There have been conflicts within the Labor Party as it has broadened its appeal. The intellectual side that speaks for internationalism, feminism, mulitculturalism, the environment and Aborigines does not sit well with the blue-collar side which puts jobs before the environment and is not especially concerned about minorities.
The Liberal Party has conflicts, too. It has (a few remaining) small l liberals who stand for the freedom of the individual in all spheres. These are pitted against those whose individualism is limited to economic matters but who otherwise would like the state to regulate morality.
Indeed, there is often more in common with the small l liberals and intellectual Labor than there is within the party divide. And similarly for blue-collar Labor and the Liberal moralists. For example, last week Mr Ferguson got support from Prime Minister John Howard that went beyond mere mischief-making. The back-to-basics appeal by Mr Ferguson rang true in Mr Howard’s ear.

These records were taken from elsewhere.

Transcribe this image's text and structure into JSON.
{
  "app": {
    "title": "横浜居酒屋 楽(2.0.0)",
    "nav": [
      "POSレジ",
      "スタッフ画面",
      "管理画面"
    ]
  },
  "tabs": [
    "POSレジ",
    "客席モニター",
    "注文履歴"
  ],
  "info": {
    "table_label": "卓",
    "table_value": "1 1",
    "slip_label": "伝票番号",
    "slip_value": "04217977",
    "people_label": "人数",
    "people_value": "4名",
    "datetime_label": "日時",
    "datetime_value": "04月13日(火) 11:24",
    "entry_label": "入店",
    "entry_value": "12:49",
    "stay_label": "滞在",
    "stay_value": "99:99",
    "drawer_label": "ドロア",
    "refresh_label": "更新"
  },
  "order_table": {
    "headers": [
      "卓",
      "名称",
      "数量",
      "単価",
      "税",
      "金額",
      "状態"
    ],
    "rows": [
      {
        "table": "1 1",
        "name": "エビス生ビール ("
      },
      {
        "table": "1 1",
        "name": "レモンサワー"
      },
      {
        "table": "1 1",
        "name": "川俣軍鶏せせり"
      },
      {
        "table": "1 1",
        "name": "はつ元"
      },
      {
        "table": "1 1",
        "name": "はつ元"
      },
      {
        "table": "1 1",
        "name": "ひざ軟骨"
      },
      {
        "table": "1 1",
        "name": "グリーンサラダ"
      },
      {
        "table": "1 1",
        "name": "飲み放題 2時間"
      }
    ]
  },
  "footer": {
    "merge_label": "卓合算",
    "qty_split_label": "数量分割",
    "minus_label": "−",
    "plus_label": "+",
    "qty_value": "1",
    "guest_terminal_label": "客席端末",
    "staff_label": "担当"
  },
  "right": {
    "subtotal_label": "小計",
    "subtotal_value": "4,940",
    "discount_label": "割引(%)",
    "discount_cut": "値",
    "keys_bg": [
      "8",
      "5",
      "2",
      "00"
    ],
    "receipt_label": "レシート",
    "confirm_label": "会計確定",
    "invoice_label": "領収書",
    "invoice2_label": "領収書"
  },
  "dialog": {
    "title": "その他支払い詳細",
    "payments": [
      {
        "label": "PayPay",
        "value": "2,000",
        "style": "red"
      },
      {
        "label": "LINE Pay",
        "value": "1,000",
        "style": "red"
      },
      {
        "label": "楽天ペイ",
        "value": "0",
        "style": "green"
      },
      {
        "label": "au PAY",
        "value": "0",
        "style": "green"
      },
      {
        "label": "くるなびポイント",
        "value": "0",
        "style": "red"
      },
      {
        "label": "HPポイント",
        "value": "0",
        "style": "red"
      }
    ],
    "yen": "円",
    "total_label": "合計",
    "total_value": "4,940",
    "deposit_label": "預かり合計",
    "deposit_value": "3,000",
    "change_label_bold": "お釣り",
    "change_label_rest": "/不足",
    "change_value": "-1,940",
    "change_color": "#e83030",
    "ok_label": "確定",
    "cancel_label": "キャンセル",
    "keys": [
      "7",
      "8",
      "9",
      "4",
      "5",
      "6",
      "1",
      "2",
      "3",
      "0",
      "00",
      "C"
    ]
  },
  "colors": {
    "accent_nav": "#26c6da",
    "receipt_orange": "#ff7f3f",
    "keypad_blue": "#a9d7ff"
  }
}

It may well be that by 1996 the public saw the Keating Government as arrogant, aloof and serving special interests. But the main reason for its demise, surely, was the recession we had to have. Moreover, if the Hawke and Keating Governments were seen as pandering the special interest groups, one of the most pandered to was probably the union movement and its officialdom – the people representing the blue-collar roots that Mr Ferguson wants Labor to go back to.
Nor is the Coalition immune from special-interest group politics. They have treated farmers, private schools, business, private health funds and so on.
The answer for Labor is not to return to its working-class roots, because that is another narrow interest. The answer is to continue to aim for broad support, but in doing so not to be unreasonably generous to one special group or another. At present, the politics of special interest seems to be the damnation of both major parties.